異次元の少子化対策とコロナ禍で感じたこと

愛知保険医新聞2023年3月25日号掲載

緑区 長田 芳幸

私の病院でもこの三年の新型コロナウイルス感染の流行に伴い、多数の職員の感染を経験しました。どこの施設でも同様とは思いますが、病棟内での感染だけではなく家庭内感染も問題になりました。
体験したスタッフからその時の話を聞くことがありました。印象に残った話として、家庭内感染で家族中が感染を起こした時には当然家族全員が自宅療養となるわけですが、家事は妻が行い夫は行わない家庭が未だにあるということを聞きました。もちろん夫と協力して家事を分担している家庭もあるようですが、日本においてはまだ必ずしもそうではない家庭が多いようです。更にひどい話になりますが、女性のほうが早く療養期間が過ぎて仕事にでた場合に、家庭によっては妻が帰ってきても、夫と子どもは何もせず家で待っており夕食の準備や洗濯など何もできない(?)ため、その後に家事をするという家庭もあるということも聞きました。

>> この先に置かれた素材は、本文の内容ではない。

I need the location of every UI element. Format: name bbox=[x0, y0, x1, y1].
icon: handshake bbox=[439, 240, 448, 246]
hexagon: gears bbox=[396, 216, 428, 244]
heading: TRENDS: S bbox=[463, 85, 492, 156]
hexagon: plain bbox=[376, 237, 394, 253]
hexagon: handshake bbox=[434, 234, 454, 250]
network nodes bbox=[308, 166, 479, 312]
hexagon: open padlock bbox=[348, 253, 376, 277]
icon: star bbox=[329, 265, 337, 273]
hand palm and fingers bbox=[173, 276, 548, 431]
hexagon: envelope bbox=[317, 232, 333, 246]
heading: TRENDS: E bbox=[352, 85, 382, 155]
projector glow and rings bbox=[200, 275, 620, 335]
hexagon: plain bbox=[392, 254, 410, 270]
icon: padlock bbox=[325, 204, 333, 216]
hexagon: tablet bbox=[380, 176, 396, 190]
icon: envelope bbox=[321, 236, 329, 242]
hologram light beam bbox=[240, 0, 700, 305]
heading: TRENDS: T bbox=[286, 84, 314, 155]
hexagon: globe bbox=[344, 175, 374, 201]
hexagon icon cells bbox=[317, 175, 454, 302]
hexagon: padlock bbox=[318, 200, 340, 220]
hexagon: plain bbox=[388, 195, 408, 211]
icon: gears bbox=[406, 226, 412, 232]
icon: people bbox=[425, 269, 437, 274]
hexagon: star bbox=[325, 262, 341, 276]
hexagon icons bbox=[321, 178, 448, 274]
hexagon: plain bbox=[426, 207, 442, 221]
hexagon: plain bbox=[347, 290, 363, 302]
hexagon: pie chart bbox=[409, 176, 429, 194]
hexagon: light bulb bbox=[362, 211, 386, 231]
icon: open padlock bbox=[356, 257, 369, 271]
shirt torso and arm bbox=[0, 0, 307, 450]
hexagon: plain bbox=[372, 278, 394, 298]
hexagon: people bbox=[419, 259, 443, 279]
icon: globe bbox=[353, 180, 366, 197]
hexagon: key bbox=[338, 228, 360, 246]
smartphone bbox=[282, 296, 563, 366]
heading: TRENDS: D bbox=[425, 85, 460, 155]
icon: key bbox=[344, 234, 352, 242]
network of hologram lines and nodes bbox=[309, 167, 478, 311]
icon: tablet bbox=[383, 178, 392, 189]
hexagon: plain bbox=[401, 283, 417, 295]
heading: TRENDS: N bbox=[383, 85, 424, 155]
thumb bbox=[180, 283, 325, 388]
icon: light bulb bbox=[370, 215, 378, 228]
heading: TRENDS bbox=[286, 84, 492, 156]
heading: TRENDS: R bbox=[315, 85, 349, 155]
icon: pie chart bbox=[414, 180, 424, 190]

また、保育園や幼稚園でコロナが流行して休園になった時も、妻である看護師さんが休んで子どもをみて、夫は出勤するということがよくありました。そのため、病院もスタッフの確保等でかなり大変な思いをすることとなりました。
私は決して、その家の夫婦関係がおかしいとは思いません。日本の社会構造や教育に問題があるのではないかと感じています。

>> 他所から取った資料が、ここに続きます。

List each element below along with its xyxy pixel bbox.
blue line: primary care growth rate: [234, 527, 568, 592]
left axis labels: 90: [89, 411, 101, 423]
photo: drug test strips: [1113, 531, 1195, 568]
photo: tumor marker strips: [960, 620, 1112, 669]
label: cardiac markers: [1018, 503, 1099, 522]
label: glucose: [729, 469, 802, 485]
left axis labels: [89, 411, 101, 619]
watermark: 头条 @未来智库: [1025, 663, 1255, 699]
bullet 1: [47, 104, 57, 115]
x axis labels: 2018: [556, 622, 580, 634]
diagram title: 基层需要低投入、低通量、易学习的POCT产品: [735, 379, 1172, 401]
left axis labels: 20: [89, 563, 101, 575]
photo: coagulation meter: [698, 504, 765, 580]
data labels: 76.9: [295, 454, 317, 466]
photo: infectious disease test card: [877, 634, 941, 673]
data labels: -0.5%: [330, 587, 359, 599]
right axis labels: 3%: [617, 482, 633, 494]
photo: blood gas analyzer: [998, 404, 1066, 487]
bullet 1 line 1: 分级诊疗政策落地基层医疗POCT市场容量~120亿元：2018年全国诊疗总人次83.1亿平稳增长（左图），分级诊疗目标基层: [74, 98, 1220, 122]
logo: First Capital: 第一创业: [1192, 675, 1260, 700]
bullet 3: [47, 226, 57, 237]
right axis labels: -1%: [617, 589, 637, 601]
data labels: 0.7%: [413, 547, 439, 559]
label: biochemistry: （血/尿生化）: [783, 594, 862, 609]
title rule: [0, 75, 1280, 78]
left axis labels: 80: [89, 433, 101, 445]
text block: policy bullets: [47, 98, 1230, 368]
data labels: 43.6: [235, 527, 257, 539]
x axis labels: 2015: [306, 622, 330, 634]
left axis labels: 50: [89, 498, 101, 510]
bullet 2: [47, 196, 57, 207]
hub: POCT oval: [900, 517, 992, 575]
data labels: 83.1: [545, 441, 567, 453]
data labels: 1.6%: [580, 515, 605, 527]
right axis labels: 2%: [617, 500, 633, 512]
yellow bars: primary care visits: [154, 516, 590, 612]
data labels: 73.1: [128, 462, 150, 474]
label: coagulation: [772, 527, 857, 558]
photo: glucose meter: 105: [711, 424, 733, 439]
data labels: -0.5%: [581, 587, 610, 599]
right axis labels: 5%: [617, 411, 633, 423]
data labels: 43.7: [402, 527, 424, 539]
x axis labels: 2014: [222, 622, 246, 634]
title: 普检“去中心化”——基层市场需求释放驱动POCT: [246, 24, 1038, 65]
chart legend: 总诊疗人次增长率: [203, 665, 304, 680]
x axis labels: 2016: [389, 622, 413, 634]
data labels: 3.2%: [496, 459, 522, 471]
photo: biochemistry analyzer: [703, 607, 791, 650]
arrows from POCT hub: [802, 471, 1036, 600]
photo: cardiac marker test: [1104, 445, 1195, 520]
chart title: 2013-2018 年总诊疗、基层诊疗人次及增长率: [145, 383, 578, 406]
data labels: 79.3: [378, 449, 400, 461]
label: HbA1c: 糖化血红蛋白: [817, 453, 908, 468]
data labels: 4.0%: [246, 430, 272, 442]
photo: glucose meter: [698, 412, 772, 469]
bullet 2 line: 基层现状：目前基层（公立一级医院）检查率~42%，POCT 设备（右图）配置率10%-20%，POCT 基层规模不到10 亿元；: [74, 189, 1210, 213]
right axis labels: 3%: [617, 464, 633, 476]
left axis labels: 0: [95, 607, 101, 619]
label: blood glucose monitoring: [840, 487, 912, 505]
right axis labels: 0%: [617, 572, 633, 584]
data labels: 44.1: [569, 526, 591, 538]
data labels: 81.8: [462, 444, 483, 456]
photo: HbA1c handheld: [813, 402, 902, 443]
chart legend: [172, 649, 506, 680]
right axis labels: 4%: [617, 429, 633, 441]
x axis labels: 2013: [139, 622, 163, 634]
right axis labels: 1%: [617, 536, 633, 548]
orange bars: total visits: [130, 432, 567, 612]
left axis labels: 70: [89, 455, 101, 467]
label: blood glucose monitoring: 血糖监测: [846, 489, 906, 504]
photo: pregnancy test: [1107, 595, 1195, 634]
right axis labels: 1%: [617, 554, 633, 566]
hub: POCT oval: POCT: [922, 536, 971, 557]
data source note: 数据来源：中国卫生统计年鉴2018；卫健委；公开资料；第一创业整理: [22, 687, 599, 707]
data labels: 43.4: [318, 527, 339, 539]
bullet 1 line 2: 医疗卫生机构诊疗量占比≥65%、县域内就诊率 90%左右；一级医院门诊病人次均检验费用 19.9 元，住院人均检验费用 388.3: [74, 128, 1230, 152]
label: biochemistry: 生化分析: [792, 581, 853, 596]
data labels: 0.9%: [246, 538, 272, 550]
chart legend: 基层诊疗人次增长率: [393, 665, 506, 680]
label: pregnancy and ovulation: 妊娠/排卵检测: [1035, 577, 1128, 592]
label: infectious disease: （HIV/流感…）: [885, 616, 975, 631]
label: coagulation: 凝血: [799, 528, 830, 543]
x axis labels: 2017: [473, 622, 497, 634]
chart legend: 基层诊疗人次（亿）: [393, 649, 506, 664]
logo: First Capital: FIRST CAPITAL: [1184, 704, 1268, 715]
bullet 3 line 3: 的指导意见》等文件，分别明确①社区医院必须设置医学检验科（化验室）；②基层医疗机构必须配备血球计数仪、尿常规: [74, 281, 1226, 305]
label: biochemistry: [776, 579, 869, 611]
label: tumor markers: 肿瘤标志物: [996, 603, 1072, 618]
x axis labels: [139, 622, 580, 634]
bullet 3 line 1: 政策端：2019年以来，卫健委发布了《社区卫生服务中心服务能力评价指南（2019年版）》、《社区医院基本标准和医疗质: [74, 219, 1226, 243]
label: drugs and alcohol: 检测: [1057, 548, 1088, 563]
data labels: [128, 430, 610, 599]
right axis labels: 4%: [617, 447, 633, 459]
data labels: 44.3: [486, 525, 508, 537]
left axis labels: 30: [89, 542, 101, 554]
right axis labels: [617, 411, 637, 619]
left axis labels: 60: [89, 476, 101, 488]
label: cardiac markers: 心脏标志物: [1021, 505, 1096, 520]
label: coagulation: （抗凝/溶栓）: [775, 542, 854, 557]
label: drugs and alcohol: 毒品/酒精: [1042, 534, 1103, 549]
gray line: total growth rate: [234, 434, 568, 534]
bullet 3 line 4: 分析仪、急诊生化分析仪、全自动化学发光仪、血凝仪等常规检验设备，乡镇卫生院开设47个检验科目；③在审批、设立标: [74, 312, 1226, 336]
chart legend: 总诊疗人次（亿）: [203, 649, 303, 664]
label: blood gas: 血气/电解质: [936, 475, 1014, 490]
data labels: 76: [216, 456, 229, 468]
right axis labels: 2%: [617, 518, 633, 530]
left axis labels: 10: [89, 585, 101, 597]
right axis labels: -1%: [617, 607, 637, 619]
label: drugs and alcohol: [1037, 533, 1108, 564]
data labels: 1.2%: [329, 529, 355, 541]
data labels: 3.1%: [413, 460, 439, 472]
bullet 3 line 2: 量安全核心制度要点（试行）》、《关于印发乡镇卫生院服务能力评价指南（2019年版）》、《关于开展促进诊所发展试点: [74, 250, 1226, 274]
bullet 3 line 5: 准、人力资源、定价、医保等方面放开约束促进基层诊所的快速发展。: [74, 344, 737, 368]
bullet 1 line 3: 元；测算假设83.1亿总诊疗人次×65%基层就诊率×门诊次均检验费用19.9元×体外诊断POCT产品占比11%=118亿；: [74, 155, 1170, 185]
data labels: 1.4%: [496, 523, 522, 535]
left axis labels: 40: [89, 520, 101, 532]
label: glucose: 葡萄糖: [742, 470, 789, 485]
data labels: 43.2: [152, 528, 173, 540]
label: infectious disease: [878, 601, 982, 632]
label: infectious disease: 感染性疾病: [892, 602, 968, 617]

現在、与党である自民党は異次元の少子化対策と打ち出しながら、旧来(戦前?)の家族観に回帰しようとする動きが一部あると報道等で目にすることがあります。女性が働くことが当たり前になりつつある時代に、そのような家族の在り方が果たして両立しうるのか、国際社会に日本が向きあっていけるのか、子どもを育てたいと思えるのか疑問に感じてしまいます。